04 enero 2008

La espiritualidad y la filosofía

XXX, amigo y compañero de trabajo desde hace más de quince años, me ha pedido que escriba algo sobre la espiritualidad. Él, obviamente, no dijo algo, soy yo quien pone expresamente la palabra algo.

Si nos quedamos con los clásicos (de Platón a Kant), y sin ánimo de establecer verdades ad verecundiam, encontrare­mos más quebraderos de cabeza que ecuaciones resolutorias finales. Si hablamos con los contemporáneos (desde Hegel a Habermas), veremos que a medida que el pensamiento se hace coetáneo, aquello que es la espiritualidad todavía se hace más irreducible a su especificación. Ni los fenomenológi­cos (Merleau-Ponty), ni los existencialistas (Sartre), ni los estructuralistas (Levy-Strauss), como tampoco los post­moder­nos (Derrida), han podido con la temible cuarta pregunta de Kant: ¿qué es el hombre?

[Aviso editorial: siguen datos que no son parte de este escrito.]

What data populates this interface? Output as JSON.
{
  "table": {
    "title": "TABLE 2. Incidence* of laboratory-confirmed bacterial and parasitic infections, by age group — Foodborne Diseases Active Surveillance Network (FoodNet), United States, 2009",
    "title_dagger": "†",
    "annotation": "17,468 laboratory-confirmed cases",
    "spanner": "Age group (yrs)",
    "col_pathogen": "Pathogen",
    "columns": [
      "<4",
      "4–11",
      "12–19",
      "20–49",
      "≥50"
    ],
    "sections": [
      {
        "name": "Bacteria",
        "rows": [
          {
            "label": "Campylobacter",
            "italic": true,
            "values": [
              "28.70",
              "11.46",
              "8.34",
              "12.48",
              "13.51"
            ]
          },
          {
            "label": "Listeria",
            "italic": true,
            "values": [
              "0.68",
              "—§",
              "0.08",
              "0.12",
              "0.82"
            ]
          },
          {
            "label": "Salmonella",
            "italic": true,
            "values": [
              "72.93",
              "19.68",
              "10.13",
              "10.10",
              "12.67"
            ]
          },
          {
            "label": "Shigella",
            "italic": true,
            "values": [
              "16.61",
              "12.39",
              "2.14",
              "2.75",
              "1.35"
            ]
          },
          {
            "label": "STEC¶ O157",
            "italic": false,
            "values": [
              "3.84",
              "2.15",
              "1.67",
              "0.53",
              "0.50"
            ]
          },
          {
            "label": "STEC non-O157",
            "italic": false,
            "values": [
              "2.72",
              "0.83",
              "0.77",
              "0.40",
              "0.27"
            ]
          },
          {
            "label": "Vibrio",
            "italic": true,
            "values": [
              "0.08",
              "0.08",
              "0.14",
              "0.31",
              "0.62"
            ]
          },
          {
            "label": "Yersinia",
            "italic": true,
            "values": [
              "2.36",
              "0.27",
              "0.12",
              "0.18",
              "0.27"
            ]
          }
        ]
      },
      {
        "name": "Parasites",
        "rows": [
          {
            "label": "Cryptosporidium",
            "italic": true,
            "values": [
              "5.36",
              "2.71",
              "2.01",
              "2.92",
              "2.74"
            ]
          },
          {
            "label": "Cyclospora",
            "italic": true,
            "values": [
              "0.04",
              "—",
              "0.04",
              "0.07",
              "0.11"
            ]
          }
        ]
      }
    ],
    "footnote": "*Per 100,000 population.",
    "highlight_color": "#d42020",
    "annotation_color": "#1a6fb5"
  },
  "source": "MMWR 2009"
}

Temible y terrible. Kant supo contestar a qué puedo saber (la razón pura o científica), qué puedo hacer (la razón práctica o moral) y qué puedo esperar (la razón metafísica o teodicea); y dijo, a pesar de ello, que todo este saber se resumía (se debería resumir) en la cuarta pregunta -a la que él, o la filosofía, nunca podrían acabar de responder-, que no es sino qué es aquello que hace que el hombre sea (pueda llegar a ser) ser humano: su aquello es nuestro algo.

Si no somos máquinas ni tampoco somos seres con alma de alambre -cual títeres sometidos a la heteronomía dictada por los dioses o de la ciencia- ¿qué es aquello que nos diferencia de la más poderosa de las máquinas, del más sutil de los títeres? Aquello es algo.

Platón alcanzó a ver algo en el mundo de las ideas: el ser humano era el único que podía atrapar la esencia de las cosas, su ειδος, y verbalizar esta esencia dándole nombre. No es suficiente. Somos algo más.

Leibnitz alcanzó a ver algo en el mundo de las posibilidades: el ser humano era el único que podía hacer composible uno de los mundos posibles: Bruto podía asesinar a César... o no, era su decisión. No es suficiente. Somos algo más.

Sartre alcanzó a ver algo en el mundo de las contingencias: el ser humano era el único que estaba condenado a ser libre. No es suficiente. Somos algo más.

Cioran alcanzó a ver algo en el mundo de la conciencia: “No me perdono el haber nacido. Es como si, al insinuarme en este mundo, hubiese profanado un misterio [...] Pero a veces soy menos tajante: nacer me parece una calamidad que, de no haberla conocido, haría de mi alguien inconsolable”. No es suficiente. Somos algo más...

La letanía “Somos algo más” podría ser eterna. Pero es este algo más que cualquier cosa que deberíamos seguir diciendo la única y verosímil base de la espiritualidad.

Cuando Wittgenstein se enfrentó a la raíz de su filosofía -los límites del lenguaje-, enmudeció: “De lo que no podemos hablar, mejor es callarse”. Lo mismo nos pasa con la espiritualidad. La podemos aprehender de forma orgánica (sobre todo a través del arte -y dentro de éste, el pictórico-, como si de un adorniano ensayo -un tembloroso intento de mimarla- sin fin se tratara), pero nunca de forma analítica, clara y distinta: ni la podemos verbalizar, ni es posible su acontecimiento hasta que ya es, ni la libertad la enmarca, ni la razón le da conciencia de sí...

Para hablar de la espiritualidad deberemos abandonar el Novum Organum de Francis Bacon, aquel que basa el conocimiento en analizar i discernir (la cartesiana clara et distinctia perceptio), para volver al Organon de Aristóteles, aquél que basa el conocimiento en la búsqueda de la analogía i la similitud.

La espiritualidad es algo que sé que tengo (sobre lo que sé a qué atenerme, tomando prestadas las palabras de Rafael Sánchez Ferlosio), pero que no sé -y ni puedo y ni quiero saber- qué es.